Car à force de se tenir éloignés de ce trou noir artistique de la production nationale, on en oublierait que tous ces films ne sont pas forcément cyniques (parmi les comédies citées ci-dessous, au moins quatre sont par exemple directement liées au passé et au milieu d’origine du réalisateur, ou de l’acteur principal). Ces films sont certes souvent modelés par et pour la télévision, parfois autour de vedettes elles-mêmes issues du petit écran, mais ne transpirent pas forcément le calcul. Et quelque part, c’est encore pire…
Parce qu’il y a évidemment toujours quelque chose à prendre. Roxane, histoire d’un fermier en difficulté parlant à ses poules, a pour lui deux acteurs (Tonquédec et Drucker) assez solides pour tenir des rôles improbables, et une absence de cynisme ou de surplomb bienvenus dans sa manière de filmer la ruralité. Les Crevettes pailletées, qui suit la prise en main par un homophobe d’une équipe sportive gay de bras cassés, a pour lui l’efficacité ronronnante des recettes importées du feel-good movie anglais. Made in China (photo), film de réconciliation avec la communauté chinoise de Paris, mené par l’humoriste Frédéric Chau, témoigne d’une sincérité tendre et bienveillante, due à un projet qu’on devine personnel… Il faut ensuite vraiment racler les fonds de casseroles pour trouver de belles choses à Jusqu’ici tout va bien (comédie avec Gilles Lellouche, qui importe les bobos startupers en banlieue), ou à Beaux-parents (une histoire de quiproquos et de tromperie), mais on y parvient : le premier a quelques ébauches de personnages lunaires qui sortent la cité de son habituel défilé de caïds, et le second un goût de la fuite en avant vaudevillesque qui donne au comique des accents absurdes.

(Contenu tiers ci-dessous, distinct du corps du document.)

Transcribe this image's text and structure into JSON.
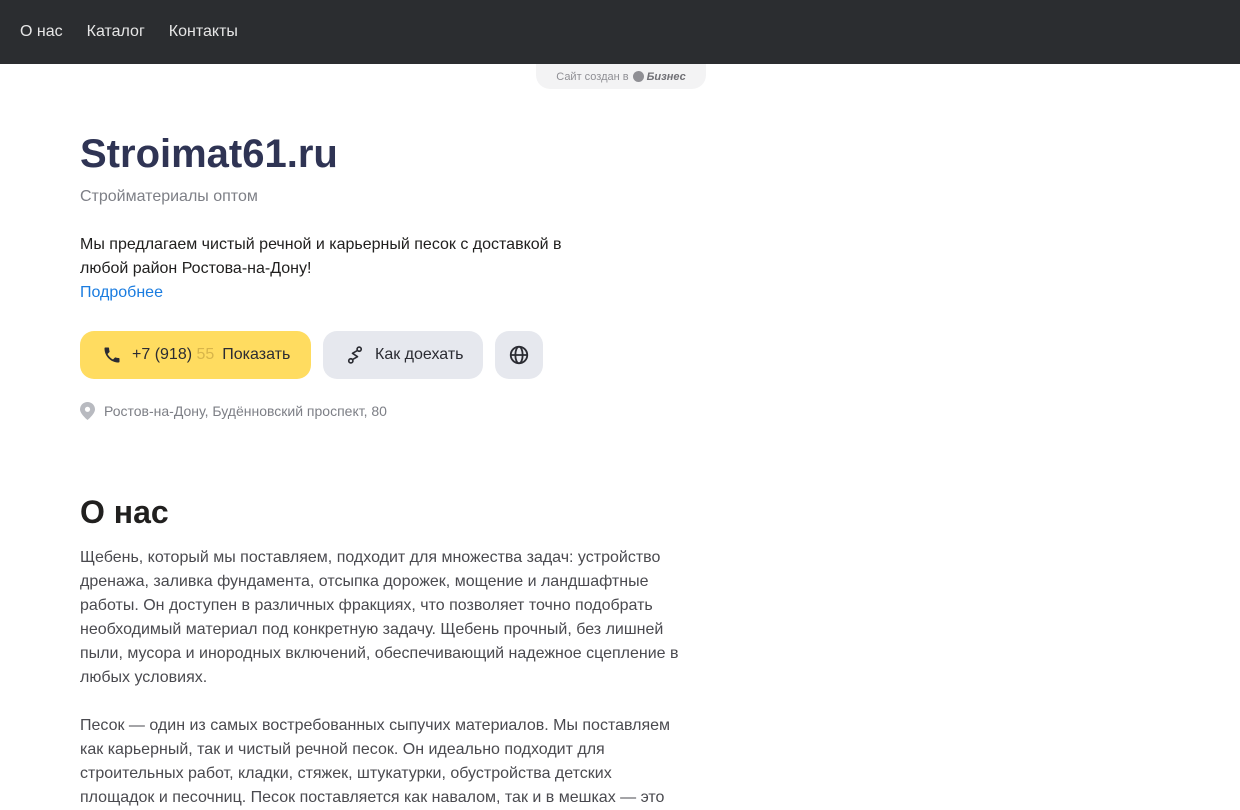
{
  "nav": {
    "items": [
      {
        "label": "О нас"
      },
      {
        "label": "Каталог"
      },
      {
        "label": "Контакты"
      }
    ]
  },
  "badge": {
    "text": "Сайт создан в",
    "brand": "Бизнес"
  },
  "hero": {
    "title": "Stroimat61.ru",
    "subtitle": "Стройматериалы оптом",
    "description": "Мы предлагаем чистый речной и карьерный песок с доставкой в любой район Ростова-на-Дону!",
    "more_link": "Подробнее"
  },
  "actions": {
    "phone_visible": "+7 (918) ",
    "phone_faded": "55",
    "phone_show_label": "Показать",
    "route_label": "Как доехать",
    "web_icon": "globe-icon"
  },
  "address": {
    "text": "Ростов-на-Дону, Будённовский проспект, 80"
  },
  "about": {
    "heading": "О нас",
    "paragraphs": [
      "Щебень, который мы поставляем, подходит для множества задач: устройство дренажа, заливка фундамента, отсыпка дорожек, мощение и ландшафтные работы. Он доступен в различных фракциях, что позволяет точно подобрать необходимый материал под конкретную задачу. Щебень прочный, без лишней пыли, мусора и инородных включений, обеспечивающий надежное сцепление в любых условиях.",
      "Песок — один из самых востребованных сыпучих материалов. Мы поставляем как карьерный, так и чистый речной песок. Он идеально подходит для строительных работ, кладки, стяжек, штукатурки, обустройства детских площадок и песочниц. Песок поставляется как навалом, так и в мешках — это"
    ]
  },
  "colors": {
    "topbar": "#2b2d30",
    "title": "#2f3454",
    "accent_yellow": "#ffdc60",
    "secondary_button": "#e6e8ee",
    "link": "#1a7ce0"
  }
}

Aucun de ces films n’est foncièrement honteux. Mais leur manque d’ambition est ahurissant, désespérant, total. L’humour ne veut passer que par des mécaniques ultra-balisées (Beaux-parents et ses persos à cacher dans le placard, Les Crevettes pailletées qui n’a d’autre horizon qu’un modèle datant des années 90…), ou bien se trouve entièrement pris en charge par des personnages secondaires pénibles et mille fois vus (le défilé de caricatures gays des Crevettes pailletées, le pote lourdaud qui drague tout ce qui bouge dans Made in China et Beaux-parents). Il en va de même pour les “moments émotion”, que la mise en scène, totalement absente, ne saura jamais prendre en charge autrement que par trois pauvres notes de piano.

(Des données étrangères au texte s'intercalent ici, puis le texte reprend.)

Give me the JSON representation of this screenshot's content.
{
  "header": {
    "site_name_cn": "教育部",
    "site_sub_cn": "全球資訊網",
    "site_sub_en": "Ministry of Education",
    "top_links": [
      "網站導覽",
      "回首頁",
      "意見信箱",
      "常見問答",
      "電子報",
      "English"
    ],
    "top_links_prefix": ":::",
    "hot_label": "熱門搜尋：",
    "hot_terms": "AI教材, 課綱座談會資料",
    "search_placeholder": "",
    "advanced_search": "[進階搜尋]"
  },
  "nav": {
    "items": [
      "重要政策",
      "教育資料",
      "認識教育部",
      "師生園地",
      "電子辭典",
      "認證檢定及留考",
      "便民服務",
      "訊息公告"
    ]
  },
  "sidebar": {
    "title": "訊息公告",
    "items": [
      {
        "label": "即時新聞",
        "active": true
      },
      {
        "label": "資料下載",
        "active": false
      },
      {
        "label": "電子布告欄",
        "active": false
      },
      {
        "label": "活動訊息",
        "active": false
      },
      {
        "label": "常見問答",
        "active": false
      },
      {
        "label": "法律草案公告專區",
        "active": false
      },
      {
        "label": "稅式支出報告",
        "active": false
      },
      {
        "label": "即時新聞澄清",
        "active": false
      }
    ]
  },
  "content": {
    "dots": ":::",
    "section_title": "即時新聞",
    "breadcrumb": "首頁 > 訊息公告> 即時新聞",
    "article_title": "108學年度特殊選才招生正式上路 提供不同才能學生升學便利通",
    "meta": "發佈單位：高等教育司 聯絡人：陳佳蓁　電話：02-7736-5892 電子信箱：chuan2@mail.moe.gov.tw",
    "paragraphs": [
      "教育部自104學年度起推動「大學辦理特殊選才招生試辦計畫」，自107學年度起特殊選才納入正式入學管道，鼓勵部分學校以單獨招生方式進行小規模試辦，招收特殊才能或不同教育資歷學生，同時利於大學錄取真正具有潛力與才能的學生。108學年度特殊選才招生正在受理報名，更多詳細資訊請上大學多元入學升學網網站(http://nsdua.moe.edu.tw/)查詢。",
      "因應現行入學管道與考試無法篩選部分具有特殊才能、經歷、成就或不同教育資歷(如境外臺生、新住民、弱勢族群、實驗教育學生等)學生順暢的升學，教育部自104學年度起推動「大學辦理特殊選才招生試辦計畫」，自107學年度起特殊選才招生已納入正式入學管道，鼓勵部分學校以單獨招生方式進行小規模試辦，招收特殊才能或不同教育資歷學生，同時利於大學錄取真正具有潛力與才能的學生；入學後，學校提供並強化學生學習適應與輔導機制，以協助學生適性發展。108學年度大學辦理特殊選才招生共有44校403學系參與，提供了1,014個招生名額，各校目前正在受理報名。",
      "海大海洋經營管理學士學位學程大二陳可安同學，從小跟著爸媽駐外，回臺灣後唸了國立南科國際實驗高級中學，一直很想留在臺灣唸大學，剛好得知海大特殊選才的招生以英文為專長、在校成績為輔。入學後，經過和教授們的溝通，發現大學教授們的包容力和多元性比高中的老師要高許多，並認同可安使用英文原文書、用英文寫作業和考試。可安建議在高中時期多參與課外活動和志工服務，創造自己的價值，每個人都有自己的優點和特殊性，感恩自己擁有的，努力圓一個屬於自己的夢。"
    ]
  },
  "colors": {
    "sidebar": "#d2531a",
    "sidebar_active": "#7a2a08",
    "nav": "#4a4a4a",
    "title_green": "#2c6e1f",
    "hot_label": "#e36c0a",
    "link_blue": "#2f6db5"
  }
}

L’aspiration de ces films à aller malaxer le présent du pays, en y mettant si peu de finesse, est peut-être encore le plus décourageant. Du didactisme gentillet de Made in China (racisme) ou des Crevettes pailletées (homophobie), aux visions politiques télétoon de Roxane (gentils petits producteurs contre grands méchants exploitants, « et si on faisait le “buzz” pour régler tous nos problèmes ? »), jusqu’au spectacle toujours aussi frappant des films bourgeois qui s’ignorent (Beaux-parents ou Jusqu’ici tout va bien), c’est une catastrophe.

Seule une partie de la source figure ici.